Hayatta sağlamaya çalıştığımız kontrol, hayatta kalma dürtümüzün bir göstergesidir. Savaş veya kaç ikileminin gerçek hayata yansıması gibidir adeta. Ancak durup düşündüğümüzde bu iki yöntemin de tam olarak bize hitap etmediğini söylemek mümkündür. Tamamen kendimizi savaşa kaptırdığımızda hayatın içindeki renkleri görmekten uzaklaşırız, tamamen kaçtığımızda ise hayatın renklerini yakalamakta zorlanırız.

Hayatın temel amaçlarından biri de bütün renkleri bir arada görmek değil midir? Bu renklerin hepsini bir arada görmemizi engelleyen dürtülerimizi kontrol etmemiz gerekir. Bu renklerin her zaman canlı ve sıcak olmasına gerek yok, bazen soğuk ve koyu renkli tonlarda olabilir. Bu da hayatın bir parçasıdır. Bu parçaları birleştirerek yeni bir tablo oluştururuz hayatımıza. Öncesinde soğuk renklerle karşılaştığımız için bize gelecek olan sıcak renklere karşı çıkmak hayatı soyutlamak olur. Önceden yakaladığımız renkler ile aynı olmaz hiçbir zaman. Bize yeni düşünceler, duygular ve deneyimler katar.

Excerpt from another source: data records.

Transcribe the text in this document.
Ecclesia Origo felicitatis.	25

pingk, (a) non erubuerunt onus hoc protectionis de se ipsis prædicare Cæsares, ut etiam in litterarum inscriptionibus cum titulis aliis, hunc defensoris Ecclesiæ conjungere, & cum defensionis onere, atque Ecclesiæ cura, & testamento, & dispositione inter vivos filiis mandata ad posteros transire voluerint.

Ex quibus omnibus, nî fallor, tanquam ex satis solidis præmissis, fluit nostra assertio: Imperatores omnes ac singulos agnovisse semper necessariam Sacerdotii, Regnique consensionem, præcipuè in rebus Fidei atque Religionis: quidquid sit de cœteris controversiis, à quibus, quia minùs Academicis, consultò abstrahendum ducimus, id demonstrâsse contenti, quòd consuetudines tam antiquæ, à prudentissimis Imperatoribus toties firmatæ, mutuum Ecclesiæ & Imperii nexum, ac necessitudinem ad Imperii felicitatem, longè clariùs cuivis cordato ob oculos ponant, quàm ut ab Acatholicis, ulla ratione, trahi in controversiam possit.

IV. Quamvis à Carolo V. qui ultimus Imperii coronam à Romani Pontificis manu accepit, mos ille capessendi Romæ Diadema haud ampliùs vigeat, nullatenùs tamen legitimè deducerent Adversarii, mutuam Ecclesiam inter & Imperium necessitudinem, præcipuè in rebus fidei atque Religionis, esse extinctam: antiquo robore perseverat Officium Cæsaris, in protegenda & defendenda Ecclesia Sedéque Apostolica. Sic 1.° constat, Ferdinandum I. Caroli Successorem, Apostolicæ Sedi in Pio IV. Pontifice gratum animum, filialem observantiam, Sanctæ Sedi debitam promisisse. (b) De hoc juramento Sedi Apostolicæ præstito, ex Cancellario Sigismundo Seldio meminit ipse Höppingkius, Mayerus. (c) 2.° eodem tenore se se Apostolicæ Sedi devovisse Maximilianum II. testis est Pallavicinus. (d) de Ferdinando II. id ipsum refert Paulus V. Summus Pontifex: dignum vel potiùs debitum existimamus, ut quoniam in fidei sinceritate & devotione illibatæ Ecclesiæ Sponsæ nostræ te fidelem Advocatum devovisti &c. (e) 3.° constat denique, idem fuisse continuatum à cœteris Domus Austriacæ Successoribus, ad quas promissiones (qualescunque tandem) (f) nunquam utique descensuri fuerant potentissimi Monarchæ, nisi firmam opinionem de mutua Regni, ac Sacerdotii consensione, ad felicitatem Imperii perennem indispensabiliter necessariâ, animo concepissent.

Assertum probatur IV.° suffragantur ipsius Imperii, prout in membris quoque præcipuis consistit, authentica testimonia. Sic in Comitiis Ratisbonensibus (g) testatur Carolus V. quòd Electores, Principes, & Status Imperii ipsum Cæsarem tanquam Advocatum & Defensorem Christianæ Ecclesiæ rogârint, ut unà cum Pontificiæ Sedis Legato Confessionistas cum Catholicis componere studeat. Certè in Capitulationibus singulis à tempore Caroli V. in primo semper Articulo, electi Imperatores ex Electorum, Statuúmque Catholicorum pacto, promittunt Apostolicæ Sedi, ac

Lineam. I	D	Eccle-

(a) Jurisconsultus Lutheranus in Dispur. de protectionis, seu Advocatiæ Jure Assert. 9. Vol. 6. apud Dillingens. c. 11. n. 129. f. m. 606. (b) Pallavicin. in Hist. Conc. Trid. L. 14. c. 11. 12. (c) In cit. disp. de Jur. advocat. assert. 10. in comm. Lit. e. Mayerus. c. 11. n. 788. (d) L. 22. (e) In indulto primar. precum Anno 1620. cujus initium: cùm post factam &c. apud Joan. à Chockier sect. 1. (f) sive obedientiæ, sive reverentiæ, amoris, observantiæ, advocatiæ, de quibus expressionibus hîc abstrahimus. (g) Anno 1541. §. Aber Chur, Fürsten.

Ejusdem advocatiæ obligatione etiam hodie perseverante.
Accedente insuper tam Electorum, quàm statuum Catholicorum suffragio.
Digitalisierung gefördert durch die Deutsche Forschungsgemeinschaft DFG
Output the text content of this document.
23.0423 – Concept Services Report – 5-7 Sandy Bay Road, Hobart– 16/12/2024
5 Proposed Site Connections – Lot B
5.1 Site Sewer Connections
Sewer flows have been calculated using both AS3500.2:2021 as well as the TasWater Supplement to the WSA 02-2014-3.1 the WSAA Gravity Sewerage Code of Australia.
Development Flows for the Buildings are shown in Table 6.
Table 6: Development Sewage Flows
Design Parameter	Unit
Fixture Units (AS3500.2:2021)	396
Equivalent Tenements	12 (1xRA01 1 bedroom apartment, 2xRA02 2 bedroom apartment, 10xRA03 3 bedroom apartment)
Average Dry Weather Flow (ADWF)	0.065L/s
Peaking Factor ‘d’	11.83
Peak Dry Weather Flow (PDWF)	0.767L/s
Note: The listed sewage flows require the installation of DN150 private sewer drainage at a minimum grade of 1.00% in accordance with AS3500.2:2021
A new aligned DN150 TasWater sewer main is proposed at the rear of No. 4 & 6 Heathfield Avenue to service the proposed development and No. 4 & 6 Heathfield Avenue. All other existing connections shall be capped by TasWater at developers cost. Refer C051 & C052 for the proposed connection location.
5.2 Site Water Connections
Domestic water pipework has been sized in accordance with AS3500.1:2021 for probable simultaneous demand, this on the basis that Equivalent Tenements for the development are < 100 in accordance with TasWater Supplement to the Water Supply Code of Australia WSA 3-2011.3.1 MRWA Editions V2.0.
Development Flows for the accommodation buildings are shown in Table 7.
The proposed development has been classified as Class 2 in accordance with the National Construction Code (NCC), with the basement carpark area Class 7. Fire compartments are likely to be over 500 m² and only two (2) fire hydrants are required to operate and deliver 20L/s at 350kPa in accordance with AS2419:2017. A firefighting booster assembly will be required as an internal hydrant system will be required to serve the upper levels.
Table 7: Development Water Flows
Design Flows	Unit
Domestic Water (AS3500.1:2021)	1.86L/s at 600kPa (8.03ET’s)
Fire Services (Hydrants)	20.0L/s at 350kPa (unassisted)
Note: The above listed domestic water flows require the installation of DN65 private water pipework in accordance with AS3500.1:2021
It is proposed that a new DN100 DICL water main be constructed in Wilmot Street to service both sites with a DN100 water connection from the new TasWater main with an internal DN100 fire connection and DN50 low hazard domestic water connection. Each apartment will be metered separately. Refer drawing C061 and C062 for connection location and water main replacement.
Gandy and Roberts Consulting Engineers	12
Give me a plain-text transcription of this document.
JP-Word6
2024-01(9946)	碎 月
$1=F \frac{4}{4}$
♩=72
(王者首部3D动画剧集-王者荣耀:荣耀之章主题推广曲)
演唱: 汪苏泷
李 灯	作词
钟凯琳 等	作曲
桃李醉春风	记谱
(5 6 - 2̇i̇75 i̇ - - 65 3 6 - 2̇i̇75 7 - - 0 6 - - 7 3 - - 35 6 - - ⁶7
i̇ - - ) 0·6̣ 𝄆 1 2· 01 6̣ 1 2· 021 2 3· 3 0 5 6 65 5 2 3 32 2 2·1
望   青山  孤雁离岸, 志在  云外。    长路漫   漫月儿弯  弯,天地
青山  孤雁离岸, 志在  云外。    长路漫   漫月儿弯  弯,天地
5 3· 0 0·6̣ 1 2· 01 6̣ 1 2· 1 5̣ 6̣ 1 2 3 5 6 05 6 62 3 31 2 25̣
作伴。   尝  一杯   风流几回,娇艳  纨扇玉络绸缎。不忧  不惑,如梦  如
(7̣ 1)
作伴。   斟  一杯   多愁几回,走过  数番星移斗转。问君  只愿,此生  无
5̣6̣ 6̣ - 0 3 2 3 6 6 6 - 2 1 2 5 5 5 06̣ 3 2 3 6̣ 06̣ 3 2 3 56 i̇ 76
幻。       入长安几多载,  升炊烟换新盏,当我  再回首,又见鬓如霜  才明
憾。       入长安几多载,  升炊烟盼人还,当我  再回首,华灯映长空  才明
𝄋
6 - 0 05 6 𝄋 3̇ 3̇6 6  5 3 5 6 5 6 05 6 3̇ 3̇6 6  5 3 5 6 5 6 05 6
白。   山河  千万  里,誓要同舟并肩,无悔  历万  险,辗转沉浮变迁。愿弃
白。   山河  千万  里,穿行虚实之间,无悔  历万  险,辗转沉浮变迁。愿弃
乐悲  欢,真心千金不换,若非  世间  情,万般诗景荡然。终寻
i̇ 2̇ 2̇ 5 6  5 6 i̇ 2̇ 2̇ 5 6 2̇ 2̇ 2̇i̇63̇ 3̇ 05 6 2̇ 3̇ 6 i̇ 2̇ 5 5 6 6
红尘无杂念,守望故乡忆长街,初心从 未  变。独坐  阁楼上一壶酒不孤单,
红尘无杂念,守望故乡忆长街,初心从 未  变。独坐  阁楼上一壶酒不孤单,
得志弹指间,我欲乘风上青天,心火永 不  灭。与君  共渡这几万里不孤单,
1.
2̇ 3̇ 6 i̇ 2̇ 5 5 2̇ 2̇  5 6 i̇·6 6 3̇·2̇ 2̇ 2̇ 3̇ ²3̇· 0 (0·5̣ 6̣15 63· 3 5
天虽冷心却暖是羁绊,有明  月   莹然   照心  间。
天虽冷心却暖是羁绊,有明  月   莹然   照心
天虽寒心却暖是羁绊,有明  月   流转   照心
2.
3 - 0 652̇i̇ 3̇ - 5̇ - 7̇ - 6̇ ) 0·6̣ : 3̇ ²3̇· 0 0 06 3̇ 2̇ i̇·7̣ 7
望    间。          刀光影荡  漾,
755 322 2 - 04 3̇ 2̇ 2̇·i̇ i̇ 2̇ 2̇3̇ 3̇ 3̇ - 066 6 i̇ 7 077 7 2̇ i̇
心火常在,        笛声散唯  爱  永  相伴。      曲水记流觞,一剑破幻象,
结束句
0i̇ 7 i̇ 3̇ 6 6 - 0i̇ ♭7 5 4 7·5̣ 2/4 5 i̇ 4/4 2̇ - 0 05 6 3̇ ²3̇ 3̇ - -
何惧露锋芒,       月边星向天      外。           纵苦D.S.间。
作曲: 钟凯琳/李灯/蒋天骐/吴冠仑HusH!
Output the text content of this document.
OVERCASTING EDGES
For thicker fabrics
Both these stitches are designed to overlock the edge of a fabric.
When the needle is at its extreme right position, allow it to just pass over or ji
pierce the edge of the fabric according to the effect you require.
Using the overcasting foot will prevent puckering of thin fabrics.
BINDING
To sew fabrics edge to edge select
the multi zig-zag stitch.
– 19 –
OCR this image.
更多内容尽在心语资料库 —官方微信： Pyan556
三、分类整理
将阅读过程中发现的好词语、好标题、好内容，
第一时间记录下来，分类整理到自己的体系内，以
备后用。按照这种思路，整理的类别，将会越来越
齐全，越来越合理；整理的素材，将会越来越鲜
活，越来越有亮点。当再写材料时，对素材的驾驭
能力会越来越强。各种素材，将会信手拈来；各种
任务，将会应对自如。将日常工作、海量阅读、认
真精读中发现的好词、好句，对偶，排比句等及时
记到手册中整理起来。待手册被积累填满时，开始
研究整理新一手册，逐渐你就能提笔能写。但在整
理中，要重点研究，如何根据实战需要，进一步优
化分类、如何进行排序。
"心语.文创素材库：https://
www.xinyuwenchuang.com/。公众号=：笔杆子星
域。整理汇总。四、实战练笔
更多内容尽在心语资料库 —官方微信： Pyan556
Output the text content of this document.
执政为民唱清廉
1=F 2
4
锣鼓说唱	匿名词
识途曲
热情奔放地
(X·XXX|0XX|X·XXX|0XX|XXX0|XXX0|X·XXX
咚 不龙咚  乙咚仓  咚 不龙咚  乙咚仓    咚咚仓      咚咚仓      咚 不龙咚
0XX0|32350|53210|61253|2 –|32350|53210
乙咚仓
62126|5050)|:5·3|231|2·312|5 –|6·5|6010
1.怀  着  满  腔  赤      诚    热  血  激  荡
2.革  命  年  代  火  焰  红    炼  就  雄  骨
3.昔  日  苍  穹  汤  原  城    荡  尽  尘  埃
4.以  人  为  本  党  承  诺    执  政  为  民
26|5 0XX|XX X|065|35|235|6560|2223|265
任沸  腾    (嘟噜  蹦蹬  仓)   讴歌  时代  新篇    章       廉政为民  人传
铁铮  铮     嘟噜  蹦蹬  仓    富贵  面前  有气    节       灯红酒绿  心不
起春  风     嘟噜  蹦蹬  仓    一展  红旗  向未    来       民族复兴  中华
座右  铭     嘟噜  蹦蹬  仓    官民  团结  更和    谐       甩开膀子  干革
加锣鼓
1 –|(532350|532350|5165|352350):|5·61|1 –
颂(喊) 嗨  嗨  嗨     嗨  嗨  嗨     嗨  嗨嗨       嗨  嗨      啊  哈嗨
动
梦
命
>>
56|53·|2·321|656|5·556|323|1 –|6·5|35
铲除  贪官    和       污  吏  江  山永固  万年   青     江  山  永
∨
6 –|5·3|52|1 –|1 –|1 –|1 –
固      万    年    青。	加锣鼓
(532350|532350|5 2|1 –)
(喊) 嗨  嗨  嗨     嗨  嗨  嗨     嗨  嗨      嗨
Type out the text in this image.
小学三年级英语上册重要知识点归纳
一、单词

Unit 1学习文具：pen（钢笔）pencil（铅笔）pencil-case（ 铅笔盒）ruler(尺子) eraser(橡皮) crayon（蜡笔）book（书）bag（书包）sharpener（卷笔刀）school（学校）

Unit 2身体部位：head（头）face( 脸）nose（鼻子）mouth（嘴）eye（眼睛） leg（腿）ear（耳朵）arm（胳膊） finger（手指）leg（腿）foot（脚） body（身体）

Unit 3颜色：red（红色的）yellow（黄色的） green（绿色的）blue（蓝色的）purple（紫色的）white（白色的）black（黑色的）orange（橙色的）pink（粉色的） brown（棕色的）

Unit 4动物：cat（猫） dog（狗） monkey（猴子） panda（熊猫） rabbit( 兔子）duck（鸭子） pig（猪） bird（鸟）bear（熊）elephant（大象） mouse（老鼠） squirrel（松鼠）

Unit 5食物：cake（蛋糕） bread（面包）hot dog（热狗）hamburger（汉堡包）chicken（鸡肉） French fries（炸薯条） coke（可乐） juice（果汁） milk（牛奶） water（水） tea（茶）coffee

Elde ettiğimiz yeni bilgilerle elimizdeki ipi daha farklı nasıl kontrol edebileceğimizi öğrenebiliriz. Belki o ipin canımızı bu kadar acıtmasının temel sebeplerinden biri de budur. Nasıl kullanacağımızı öğrenememiş olmamız.

Yaşadığımız olaylar birbirine benzeyebilir, bir döngü içerisinde hissedebiliriz kendimizi. Devamlı savaş halinde olarak veya geleceğe dair öngörü yaparak şu an var olan hayatın bize getirdiği yeni deneyimlerden ve hislerden uzaklaşırsak öğrenme yolculuğumuz sekteye uğrar. İçimizdeki o savaşmayı seçen taraf bir anda kaçan tarafa dönüşür. Deneyimlerden yoksun kalmıştır. Denemekten yoksun kalmıştır. Aynı döngü içerisinde, denemeden öğrenmeden ağır aksak devam etmeye çalışır yoluna.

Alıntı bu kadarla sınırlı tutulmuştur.